Interrogé par un journaliste, Donald Trump avait assuré la semaine passée qu’il n’utiliserait pas l’avion à des fins personnelles après son mandat. «Vous devriez avoir honte de poser cette question», avait-il répondu à un journaliste. «Ils nous donnent un avion gratuitement. Je pourrais dire “non, non, non, ne nous le donnez pas, je veux payer un milliard de dollars ou 400 millions de dollars, ou quoi que ce soit d’autre”. Ou je pourrais dire, “merci beaucoup”», a-t-il continué. «C’est un beau geste venant du Qatar. Je suis très reconnaissant. Je ne suis pas du genre à refuser une telle offre. Je pourrais être une personne stupide et dire “Non, nous ne voulons pas qu’on nous donne un avion très cher”», avait ajouté le président américain, avant de faire étape au Qatar la semaine passée dans le cadre d’une tournée dans le Golfe.
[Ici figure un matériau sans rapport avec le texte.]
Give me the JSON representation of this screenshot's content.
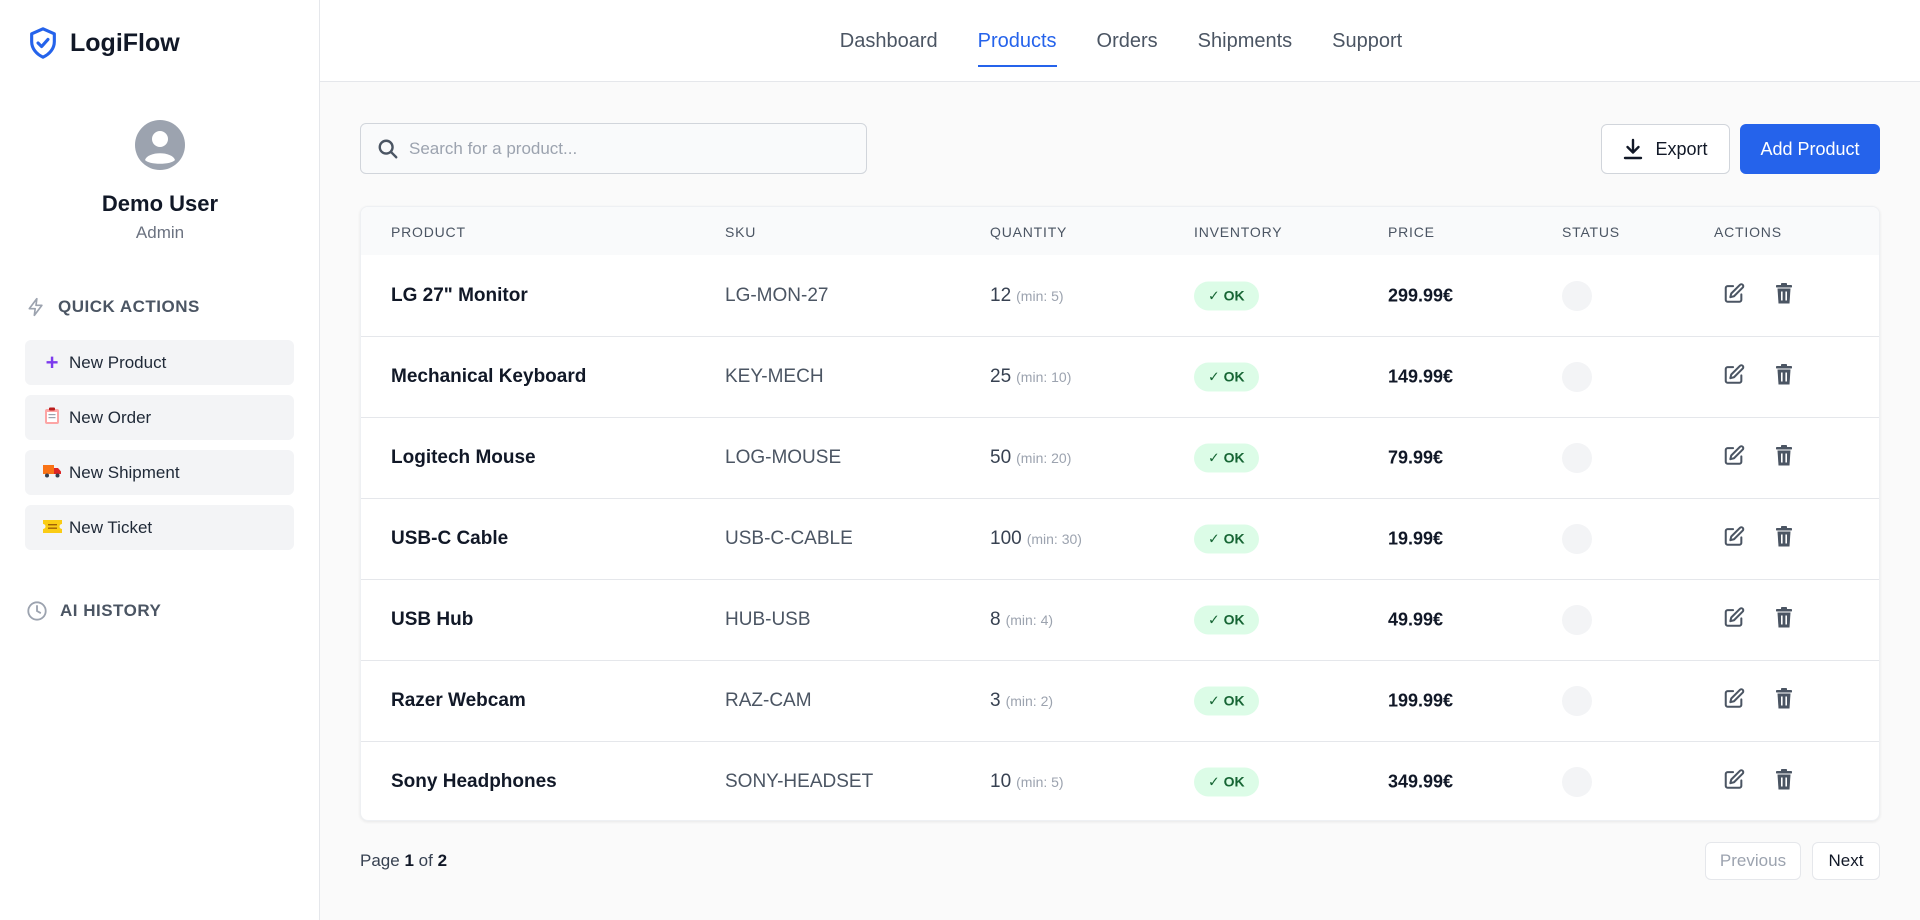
{
  "app": {
    "name": "LogiFlow",
    "accent": "#2563eb"
  },
  "user": {
    "name": "Demo User",
    "role": "Admin"
  },
  "sidebar": {
    "quick_actions_title": "QUICK ACTIONS",
    "quick_actions": [
      {
        "label": "New Product",
        "icon": "plus-icon"
      },
      {
        "label": "New Order",
        "icon": "clipboard-icon"
      },
      {
        "label": "New Shipment",
        "icon": "truck-icon"
      },
      {
        "label": "New Ticket",
        "icon": "ticket-icon"
      }
    ],
    "ai_history_title": "AI HISTORY"
  },
  "nav": {
    "tabs": [
      {
        "label": "Dashboard"
      },
      {
        "label": "Products",
        "active": true
      },
      {
        "label": "Orders"
      },
      {
        "label": "Shipments"
      },
      {
        "label": "Support"
      }
    ]
  },
  "toolbar": {
    "search_placeholder": "Search for a product...",
    "search_value": "",
    "export_label": "Export",
    "add_label": "Add Product"
  },
  "table": {
    "columns": [
      "PRODUCT",
      "SKU",
      "QUANTITY",
      "INVENTORY",
      "PRICE",
      "STATUS",
      "ACTIONS"
    ],
    "rows": [
      {
        "product": "LG 27\" Monitor",
        "sku": "LG-MON-27",
        "qty": "12",
        "min": "(min: 5)",
        "inventory": "✓ OK",
        "price": "299.99€"
      },
      {
        "product": "Mechanical Keyboard",
        "sku": "KEY-MECH",
        "qty": "25",
        "min": "(min: 10)",
        "inventory": "✓ OK",
        "price": "149.99€"
      },
      {
        "product": "Logitech Mouse",
        "sku": "LOG-MOUSE",
        "qty": "50",
        "min": "(min: 20)",
        "inventory": "✓ OK",
        "price": "79.99€"
      },
      {
        "product": "USB-C Cable",
        "sku": "USB-C-CABLE",
        "qty": "100",
        "min": "(min: 30)",
        "inventory": "✓ OK",
        "price": "19.99€"
      },
      {
        "product": "USB Hub",
        "sku": "HUB-USB",
        "qty": "8",
        "min": "(min: 4)",
        "inventory": "✓ OK",
        "price": "49.99€"
      },
      {
        "product": "Razer Webcam",
        "sku": "RAZ-CAM",
        "qty": "3",
        "min": "(min: 2)",
        "inventory": "✓ OK",
        "price": "199.99€"
      },
      {
        "product": "Sony Headphones",
        "sku": "SONY-HEADSET",
        "qty": "10",
        "min": "(min: 5)",
        "inventory": "✓ OK",
        "price": "349.99€"
      }
    ]
  },
  "pagination": {
    "page_label": "Page",
    "current": "1",
    "of_label": "of",
    "total": "2",
    "prev_label": "Previous",
    "next_label": "Next"
  }
}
Le recours à un avion offert par une puissance étrangère suscite par ailleurs de vives inquiétudes en termes de sécurité: Air Force One est conçu pour servir de centre de commandement mobile pour le président en cas d’attaque contre les États-Unis. Le président américain a assuré qu’à la fin de son mandat, il offrirait cet «Air Force One» à sa future bibliothèque présidentielle, à la manière d’un de ses prédécesseurs, Ronald Reagan.

Trump mécontent de Boeing

Le dirigeant républicain souhaitait remplacer les deux avions présidentiels actuels, des Boeing 747-200B entrés en service en 1990 sous George Bush père. Depuis son retour au pouvoir, Donald Trump a pesté contre les coûts de maintenance importants de ces appareils. Plus tôt cette année, le président américain a indiqué que «des alternatives» étaient à l’étude concernant le futur Air Force One, faisant part de son mécontentement face aux retards pris par l’avionneur Boeing.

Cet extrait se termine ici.